Here are some other 'modern' C programming practices that will perform badly on retrocomputing hardware.

Using large automatic variables. For example:

void foo (void)
  {
  char buffer [2048];
  ...
  }

The problem here is not the size of the buffer (necessarily), but all the additional math that is required to index it, when its starting position in memory is not known until runtime.

Calling functions that might not do anything For example:
void log (char *format,...)
  {
  if (logging_enabled)
    {
    ...
    }
  }

log ("The value of x is %d\n", x);
...

The problem here it that function log() might not do anything; but whether it does or not is not known until runtime. Even if it does nothing, the program still has to put the function arguments onto the stack or into registers to make the call. This takes time and, if the function ends up doing nothing, that's time wasted. An alternative approach might be:

void log (char *format,...)
  {
  ...
  }

if (logging_enable)
  log ("The value of x is %d\n", x);
...

In fact, it's best to avoid function calls completely if that is remotely practicable -- every call has overheads associated with managing parameters. Of course, there's a trade-off here between performance and maintainability that we rarely have to worry about in modern practice.

Careless use of floating-point math. For example:

There's no sense in performing a floating-point calculation if the required result is as an integer. For example:

int speed = 100;
...
speed = (int) (speed * 1.20); /* Increase speed by 20% */
set_motor (speed);

This formulation is nicely readable -- multiplying by 1.2 is a natural way to express 'increase by 20%'. However, the same calculation can be done entirely in integers:

int speed = 100;
speed = speed * 120 / 100; /* Increase speed by 20% */
set_motor (speed);

This kind of thing can't be done haphazardly, though, because of the risk of an integer overflow. There are ways to perform integer calculations that avoids that risk, but they are somewhat specialized. Still, that's the fun of working on ancient hardware.
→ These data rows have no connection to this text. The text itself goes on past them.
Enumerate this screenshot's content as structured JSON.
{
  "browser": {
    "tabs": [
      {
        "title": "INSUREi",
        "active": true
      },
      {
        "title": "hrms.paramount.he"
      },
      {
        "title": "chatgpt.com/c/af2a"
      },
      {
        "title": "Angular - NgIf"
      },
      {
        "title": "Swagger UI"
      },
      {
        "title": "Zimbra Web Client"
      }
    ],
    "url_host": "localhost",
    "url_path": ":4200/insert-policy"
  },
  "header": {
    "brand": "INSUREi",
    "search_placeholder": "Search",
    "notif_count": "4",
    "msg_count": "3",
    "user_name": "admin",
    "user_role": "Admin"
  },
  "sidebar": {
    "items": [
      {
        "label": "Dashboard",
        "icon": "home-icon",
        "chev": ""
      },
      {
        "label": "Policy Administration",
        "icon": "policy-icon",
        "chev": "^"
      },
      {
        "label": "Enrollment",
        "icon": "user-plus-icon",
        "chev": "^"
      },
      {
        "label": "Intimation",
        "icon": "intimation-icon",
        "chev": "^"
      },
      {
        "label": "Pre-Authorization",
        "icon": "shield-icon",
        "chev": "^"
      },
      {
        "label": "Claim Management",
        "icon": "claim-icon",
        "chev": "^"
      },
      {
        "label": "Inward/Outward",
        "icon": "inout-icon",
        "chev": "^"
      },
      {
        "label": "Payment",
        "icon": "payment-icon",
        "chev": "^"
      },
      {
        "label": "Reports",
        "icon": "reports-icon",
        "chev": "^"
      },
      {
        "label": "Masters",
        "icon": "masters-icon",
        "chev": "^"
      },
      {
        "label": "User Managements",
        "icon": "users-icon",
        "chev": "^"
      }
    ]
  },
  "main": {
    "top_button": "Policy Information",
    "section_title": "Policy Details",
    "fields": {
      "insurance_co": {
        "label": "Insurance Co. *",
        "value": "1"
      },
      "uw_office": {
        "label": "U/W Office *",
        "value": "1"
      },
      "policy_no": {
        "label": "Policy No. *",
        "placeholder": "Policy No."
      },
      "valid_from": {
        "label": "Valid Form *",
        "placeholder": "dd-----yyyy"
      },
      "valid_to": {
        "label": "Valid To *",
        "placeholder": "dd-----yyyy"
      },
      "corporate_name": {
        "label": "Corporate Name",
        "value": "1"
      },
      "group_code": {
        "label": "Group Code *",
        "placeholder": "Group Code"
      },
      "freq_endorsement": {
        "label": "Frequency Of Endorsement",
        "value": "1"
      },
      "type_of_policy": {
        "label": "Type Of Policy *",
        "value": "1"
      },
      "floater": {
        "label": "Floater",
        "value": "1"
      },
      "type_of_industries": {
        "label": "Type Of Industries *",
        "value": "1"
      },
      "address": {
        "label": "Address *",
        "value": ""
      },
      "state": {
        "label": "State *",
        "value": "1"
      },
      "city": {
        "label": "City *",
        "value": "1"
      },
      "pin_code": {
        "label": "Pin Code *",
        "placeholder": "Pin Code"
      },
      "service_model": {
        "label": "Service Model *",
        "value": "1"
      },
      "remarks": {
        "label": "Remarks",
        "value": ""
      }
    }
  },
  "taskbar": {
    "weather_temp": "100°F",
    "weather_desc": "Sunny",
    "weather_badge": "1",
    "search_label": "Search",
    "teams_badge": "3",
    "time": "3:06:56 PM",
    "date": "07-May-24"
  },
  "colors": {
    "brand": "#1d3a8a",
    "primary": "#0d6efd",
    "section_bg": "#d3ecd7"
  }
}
Unnecessary case conversions. CP/M is case-insensitive in most things. Command-line arguments passed to a program, for example, will be presented in upper-case, regardless of what the user typed. So, while it will often be appropriate in a modern application to process user input in a case-insensitive way, CP/M makes the choice of case for us.

I could go on. Oddly, I suspect that it's working in C that makes us (well, me) more likely to write sub-optimal program code for CP/M. I don't think I make the same kinds of mistakes in assembly language, and I suspect that's because I'm in the right mind-set.

The moral here, I guess, is: don't be fooled by inefficient modern development practices into thinking that the same techniques can be applied to 40 year-old hardware.